I’m not sure where my inability to commit to any future plans has come from because I don’t think I used to suffer from this. So given my last-minute escape, even as the weekend approached, I was still arranging the hotels I’d be laying my head at and plotting adventures for in the Spanish capital.
I’ve previously sang loudly about my love for Madrid (and what to do in the city), which I’ve now lapped up three times. I much prefer it to Barcelona, which tends to hog the limelight, but that might be because not only was I there for work but I managed to be gripped by a severe bout of food poisoning for two days, and was constantly harassed with phone calls by the PR who’d organised for me to be there (and when you’ve not slept during the night, I just wanted the throttle this bloody woman).
Retiro Park: where I cycled, jogged, walked and devoured an ice-cream
I’m scribing a piece for Elle’s travel section on what to do in this super cool city, which is graced with enough galleries, museums, plazas, parks and tapas joints that you’ll be wishing that your boss called you on the Sunday and said ‘don’t come in on Monday’, so you could extend your two-day city break, because Madrid deserves so much more of your time.
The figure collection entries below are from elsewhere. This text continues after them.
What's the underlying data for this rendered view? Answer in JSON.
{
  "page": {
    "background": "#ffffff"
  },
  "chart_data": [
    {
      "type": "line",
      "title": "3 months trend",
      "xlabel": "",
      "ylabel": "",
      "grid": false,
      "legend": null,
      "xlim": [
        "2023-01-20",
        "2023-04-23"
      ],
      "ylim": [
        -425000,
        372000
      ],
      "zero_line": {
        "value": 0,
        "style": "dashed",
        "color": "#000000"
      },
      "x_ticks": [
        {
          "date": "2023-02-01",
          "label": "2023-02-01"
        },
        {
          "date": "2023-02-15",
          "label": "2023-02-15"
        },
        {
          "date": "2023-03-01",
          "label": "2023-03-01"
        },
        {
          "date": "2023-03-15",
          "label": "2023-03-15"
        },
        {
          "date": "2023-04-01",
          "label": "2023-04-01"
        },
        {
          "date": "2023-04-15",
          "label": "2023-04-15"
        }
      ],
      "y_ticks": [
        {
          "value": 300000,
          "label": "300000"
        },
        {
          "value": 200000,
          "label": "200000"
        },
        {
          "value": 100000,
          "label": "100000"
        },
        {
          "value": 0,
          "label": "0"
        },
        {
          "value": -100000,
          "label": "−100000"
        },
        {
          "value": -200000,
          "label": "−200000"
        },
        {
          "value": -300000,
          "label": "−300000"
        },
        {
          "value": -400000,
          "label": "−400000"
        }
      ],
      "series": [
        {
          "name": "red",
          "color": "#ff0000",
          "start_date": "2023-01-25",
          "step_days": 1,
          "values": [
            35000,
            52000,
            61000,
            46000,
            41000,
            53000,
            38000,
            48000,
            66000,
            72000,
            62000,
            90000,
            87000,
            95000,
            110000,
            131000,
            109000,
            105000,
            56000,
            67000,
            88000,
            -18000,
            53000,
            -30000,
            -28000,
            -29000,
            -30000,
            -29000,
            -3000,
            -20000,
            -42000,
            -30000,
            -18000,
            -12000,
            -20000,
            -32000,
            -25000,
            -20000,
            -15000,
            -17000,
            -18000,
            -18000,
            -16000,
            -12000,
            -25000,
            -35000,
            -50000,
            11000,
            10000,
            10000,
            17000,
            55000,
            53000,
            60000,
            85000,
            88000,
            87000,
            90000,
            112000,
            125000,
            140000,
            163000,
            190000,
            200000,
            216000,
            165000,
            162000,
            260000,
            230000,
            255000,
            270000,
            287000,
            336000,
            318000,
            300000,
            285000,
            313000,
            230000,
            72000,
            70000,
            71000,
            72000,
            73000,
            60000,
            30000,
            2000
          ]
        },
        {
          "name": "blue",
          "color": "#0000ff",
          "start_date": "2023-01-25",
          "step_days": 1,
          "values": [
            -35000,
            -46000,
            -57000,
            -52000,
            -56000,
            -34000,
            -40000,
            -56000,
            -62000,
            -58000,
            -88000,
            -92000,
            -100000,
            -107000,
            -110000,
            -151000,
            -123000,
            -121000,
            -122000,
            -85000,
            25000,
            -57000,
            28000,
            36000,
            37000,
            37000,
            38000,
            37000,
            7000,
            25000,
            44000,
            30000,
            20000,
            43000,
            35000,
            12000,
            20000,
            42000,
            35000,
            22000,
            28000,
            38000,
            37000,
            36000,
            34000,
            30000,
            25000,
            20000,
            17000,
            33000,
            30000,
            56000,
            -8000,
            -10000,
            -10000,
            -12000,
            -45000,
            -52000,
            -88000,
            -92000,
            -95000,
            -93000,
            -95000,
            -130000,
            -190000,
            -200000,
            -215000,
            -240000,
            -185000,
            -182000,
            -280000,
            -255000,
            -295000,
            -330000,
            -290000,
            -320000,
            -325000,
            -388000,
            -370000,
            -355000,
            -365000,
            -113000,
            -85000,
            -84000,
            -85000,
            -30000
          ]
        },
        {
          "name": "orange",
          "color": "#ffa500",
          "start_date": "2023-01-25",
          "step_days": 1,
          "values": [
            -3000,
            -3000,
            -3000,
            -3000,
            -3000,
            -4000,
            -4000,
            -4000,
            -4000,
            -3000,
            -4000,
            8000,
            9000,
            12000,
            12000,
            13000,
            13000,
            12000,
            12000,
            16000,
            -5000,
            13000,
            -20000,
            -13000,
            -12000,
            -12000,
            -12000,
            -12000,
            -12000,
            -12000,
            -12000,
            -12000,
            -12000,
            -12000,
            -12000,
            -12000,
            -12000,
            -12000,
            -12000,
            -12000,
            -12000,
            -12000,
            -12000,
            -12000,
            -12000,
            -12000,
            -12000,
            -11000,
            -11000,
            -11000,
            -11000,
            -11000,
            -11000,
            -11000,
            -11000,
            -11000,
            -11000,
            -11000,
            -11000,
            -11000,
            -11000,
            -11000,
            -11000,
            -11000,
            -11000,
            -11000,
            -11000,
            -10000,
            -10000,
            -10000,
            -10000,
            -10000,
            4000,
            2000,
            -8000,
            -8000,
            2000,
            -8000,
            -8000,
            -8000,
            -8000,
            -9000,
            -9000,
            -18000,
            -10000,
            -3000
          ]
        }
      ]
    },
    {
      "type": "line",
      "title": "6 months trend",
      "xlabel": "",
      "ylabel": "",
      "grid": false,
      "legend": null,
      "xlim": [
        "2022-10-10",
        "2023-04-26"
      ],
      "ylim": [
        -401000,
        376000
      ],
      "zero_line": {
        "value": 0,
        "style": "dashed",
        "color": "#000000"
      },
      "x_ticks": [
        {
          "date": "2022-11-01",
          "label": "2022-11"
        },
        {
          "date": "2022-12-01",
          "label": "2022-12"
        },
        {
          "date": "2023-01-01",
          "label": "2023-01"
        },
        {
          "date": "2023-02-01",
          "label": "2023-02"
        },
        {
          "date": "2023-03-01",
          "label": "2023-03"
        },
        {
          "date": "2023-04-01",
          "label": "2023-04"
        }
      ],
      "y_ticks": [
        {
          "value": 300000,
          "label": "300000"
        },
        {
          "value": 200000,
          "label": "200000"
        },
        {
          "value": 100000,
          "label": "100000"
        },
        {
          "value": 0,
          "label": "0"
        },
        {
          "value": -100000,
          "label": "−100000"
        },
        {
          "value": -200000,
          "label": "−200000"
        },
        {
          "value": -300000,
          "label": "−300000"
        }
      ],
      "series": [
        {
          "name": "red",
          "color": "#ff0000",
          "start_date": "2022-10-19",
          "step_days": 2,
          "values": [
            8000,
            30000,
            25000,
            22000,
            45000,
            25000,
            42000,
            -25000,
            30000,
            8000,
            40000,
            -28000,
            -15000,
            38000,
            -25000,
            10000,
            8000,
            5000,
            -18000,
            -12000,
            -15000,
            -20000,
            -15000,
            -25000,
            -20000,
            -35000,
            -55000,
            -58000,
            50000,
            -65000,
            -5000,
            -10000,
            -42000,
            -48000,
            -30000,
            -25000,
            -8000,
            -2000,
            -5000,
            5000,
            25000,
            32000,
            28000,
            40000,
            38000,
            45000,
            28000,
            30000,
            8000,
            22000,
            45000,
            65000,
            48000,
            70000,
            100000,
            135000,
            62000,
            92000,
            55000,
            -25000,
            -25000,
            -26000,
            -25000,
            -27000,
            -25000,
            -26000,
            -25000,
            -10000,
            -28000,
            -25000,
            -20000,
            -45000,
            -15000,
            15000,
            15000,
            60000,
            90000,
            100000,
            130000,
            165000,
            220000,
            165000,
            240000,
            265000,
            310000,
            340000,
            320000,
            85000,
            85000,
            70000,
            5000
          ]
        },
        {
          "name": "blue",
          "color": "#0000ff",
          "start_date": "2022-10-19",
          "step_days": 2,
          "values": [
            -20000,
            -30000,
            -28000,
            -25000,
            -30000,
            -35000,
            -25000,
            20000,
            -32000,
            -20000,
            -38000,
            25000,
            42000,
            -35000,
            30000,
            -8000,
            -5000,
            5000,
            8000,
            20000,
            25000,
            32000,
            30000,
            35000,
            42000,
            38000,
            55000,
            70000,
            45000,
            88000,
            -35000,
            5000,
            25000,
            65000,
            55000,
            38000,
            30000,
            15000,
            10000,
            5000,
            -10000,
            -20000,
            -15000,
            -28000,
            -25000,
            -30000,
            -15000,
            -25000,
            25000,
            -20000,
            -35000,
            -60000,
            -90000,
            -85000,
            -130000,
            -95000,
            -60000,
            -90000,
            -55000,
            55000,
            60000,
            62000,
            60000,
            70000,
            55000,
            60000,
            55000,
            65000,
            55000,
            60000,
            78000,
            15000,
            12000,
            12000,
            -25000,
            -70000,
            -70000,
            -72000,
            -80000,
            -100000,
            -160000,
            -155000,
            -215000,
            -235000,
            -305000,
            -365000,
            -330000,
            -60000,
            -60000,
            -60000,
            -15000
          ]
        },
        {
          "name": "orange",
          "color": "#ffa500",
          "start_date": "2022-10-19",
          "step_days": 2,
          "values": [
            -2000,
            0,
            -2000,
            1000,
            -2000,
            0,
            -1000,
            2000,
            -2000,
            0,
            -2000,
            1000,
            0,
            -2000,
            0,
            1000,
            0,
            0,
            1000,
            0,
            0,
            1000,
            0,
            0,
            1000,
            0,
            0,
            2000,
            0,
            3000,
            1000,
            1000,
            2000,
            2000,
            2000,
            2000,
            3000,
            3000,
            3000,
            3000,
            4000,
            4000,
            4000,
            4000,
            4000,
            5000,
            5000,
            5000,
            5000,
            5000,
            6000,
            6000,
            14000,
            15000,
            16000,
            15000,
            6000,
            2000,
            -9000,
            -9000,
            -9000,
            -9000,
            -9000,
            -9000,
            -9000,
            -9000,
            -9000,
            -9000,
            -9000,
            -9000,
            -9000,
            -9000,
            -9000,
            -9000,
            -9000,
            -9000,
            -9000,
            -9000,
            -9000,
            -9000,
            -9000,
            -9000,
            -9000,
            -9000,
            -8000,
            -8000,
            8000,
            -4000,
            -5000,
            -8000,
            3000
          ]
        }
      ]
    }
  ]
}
This being my third visit to Madrid, I didn’t need to stomp the museums (as glorious as they are); I could pace myself and live as a local. For me that included a cycle, jog and walk around wonderful Retiro Park, and a return visit to the extraordinary blissful candle-lit, steamy Hammam Alandalus Madrid (Calle de Atocha, 14, 28012; 34 914 29 90 20). These Arab baths transport you away from the bustling city and underground into an oasis where the only noise you hear is running water.
And damn I bloody loved a visit to the magical Opera House for the premiere of El Publico, which attracted well-heeled Madrileños (think an entire fox around their shoulders), and perching up at tapas bars and getting rather tipsy at the most authentic sherry bar with K.
Shopping at a flea market
One evening I stayed in Madrid’s luxury quarter Salamanca, also home to fashion’s crème of the crème (think Manolo Blahnik and Miu Miu), but I shooed these in favour of browsing Zadig and Voltaire, cool trainer brand Ash, and Comptoir des Cononniers. I also stumbled across such a beautifully designed & Another Stories; so vast was it that I managed to get lost. On a one-level shop.
The jaunt made me hungry for another European city break. Maybe I’ll need to get booking that trip to The Hague pronto, K?
Still, it ain’t so far till June when C and I dance will be dancing away at Primarvera festival in Porto and then succumbing to relaxation for two days at the city’s super stylish spa and wine hotel, The Yeatman Hotel.
As soon as that article is live on Elle, I’ll swing up another blog post.